The group starts with the basic premise that most professional women are able to manage the nuts and bolts of their dual roles. This is not, the literature points out, about “how to cook 30-minute gourmet meals while simultaneously doing the laundry, reading Business Week and bouncing baby.”

On a recent evening, five “alumnae” of Babies and Briefcases, women who had started the 10-week, 20-hour program together in October, 1985 met at the Sherman Oaks home of Mary Talley-Garcia to share a pizza. These once-a-month gatherings are a ritual that have kept the group close.

Those present included Holly Weisbuch, Talley-Garcia, 36, mother of Alex, 22 months; Kathleen Burke, 40, mother of Rebecca, 5, and Nora, 22 months; Arlene Singer-Gross, 40, mother of Taylor, 23 months; Shirah Vollmer, 24, mother of Deenah, 14 months. Their stories, together, are a composite of the tugs and pulls experienced by career women/mothers.
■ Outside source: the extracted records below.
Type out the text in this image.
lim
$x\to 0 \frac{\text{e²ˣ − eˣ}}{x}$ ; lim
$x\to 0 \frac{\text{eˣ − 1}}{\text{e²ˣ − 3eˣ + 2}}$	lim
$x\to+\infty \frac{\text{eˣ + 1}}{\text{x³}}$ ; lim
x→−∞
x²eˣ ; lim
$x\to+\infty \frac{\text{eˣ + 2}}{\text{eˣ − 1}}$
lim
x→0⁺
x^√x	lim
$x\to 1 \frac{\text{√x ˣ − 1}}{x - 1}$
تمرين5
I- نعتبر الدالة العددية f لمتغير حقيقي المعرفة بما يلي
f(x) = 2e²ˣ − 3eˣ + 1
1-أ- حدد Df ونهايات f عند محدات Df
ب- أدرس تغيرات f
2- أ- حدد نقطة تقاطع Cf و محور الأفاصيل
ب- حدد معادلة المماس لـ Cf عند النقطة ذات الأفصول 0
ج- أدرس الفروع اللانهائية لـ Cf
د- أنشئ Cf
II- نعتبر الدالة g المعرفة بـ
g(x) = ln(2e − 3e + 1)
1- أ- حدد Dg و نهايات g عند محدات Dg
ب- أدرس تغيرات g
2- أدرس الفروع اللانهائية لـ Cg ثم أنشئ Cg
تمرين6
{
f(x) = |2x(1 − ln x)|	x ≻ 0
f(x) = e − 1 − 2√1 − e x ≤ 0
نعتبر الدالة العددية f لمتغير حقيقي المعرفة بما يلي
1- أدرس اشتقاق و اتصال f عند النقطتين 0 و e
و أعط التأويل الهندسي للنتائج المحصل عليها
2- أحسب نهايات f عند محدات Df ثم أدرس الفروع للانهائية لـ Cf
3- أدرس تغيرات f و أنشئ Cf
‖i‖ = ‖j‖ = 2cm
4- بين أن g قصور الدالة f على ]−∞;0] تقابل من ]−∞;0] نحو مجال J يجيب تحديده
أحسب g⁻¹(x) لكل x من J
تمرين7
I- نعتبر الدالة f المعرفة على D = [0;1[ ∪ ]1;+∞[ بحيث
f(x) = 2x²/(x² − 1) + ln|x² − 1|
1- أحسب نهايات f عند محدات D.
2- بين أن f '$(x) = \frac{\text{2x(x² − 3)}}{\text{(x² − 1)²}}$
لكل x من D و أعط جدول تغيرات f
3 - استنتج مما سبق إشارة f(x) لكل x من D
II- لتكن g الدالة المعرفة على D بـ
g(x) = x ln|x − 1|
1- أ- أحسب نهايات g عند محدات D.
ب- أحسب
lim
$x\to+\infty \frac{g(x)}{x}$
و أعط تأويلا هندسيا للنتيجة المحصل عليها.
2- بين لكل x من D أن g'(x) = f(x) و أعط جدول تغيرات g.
“It was like a shock to my whole way of life,” said Singer-Gross, a studio teacher for Embassy TV, of the arrival of Taylor. “I had no idea what was involved.”

For her, there was a second adjustment; Taylor is an adopted child and “I didn’t have nine months to think about this baby.” Her husband, Bradley Gross, an assistant director, was not working at the time, and was for a while the principal child care provider; later, they hired a housekeeper.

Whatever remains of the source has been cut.